Adversarial Reinforcement Learning under Partial Observability in Autonomous Computer Network Defence
This addresses security risks for autonomous network defense systems, though it is incremental by extending adversarial attacks to a new domain with partial observability.
The paper tackles the vulnerability of reinforcement learning agents in autonomous cyber defense to adversarial attacks under partial observability, demonstrating that black-box causative attacks can poison agents and proposing an inversion defense method that reduces attack impact by 30-50% without harming normal training.
Recent studies have demonstrated that reinforcement learning (RL) agents are susceptible to adversarial manipulation, similar to vulnerabilities previously demonstrated in the supervised learning setting. While most existing work studies the problem in the context of computer vision or console games, this paper focuses on reinforcement learning in autonomous cyber defence under partial observability.

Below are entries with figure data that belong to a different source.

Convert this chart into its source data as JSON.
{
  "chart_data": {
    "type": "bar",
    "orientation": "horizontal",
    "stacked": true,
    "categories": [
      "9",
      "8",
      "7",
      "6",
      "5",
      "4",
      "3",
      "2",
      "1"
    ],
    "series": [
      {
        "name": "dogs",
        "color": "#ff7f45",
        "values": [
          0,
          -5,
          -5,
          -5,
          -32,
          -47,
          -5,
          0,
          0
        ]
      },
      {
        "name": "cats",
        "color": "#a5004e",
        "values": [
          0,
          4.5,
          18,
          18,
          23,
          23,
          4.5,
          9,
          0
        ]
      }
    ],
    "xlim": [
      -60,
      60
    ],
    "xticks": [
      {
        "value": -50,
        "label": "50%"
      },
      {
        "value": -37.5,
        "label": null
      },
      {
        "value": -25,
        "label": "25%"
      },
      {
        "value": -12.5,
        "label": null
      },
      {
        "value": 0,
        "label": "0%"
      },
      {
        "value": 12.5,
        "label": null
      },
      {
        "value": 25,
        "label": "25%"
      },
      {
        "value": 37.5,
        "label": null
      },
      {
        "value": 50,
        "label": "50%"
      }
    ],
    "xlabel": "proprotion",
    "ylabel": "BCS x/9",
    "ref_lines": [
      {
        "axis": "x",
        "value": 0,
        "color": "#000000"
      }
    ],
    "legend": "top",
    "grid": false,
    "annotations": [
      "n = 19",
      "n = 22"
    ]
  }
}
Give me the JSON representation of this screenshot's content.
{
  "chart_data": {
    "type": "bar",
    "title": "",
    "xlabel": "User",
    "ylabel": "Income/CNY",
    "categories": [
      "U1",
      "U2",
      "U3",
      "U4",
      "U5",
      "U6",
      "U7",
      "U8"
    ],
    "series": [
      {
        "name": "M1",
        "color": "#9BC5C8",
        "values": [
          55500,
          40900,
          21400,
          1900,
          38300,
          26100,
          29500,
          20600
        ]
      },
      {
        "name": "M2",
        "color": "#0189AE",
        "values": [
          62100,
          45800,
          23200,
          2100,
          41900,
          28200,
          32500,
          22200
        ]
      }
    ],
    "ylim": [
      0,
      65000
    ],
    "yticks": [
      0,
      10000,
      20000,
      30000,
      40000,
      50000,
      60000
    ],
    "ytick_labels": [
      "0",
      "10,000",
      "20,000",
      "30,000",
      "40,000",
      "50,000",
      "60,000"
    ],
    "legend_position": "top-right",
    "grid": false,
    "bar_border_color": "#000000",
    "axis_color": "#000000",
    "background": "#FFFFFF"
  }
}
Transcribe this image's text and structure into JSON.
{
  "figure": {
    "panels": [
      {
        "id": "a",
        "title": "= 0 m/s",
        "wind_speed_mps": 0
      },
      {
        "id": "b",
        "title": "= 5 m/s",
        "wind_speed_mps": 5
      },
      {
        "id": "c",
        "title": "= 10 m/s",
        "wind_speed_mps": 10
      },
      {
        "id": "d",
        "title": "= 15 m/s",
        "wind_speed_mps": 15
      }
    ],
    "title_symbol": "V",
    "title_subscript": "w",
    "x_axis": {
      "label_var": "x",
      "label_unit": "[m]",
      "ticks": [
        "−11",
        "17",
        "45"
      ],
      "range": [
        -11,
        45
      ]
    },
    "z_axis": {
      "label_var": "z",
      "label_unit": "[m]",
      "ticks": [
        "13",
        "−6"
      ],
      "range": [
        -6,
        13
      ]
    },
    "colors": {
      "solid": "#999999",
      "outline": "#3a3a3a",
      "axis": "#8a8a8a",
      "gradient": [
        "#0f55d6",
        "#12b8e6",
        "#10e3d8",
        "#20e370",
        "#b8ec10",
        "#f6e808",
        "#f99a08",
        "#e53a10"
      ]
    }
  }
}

We demonstrate that under the black-box setting, where the attacker has no direct access to the target RL model, causative attacks---attacks that target the training process---can poison RL agents even if the attacker only has partial observability of the environment. In addition, we propose an inversion defence method that aims to apply the opposite perturbation to that which an attacker might use to generate their adversarial samples. Our experimental results illustrate that the countermeasure can effectively reduce the impact of the causative attack, while not significantly affecting the training process in non-attack scenarios.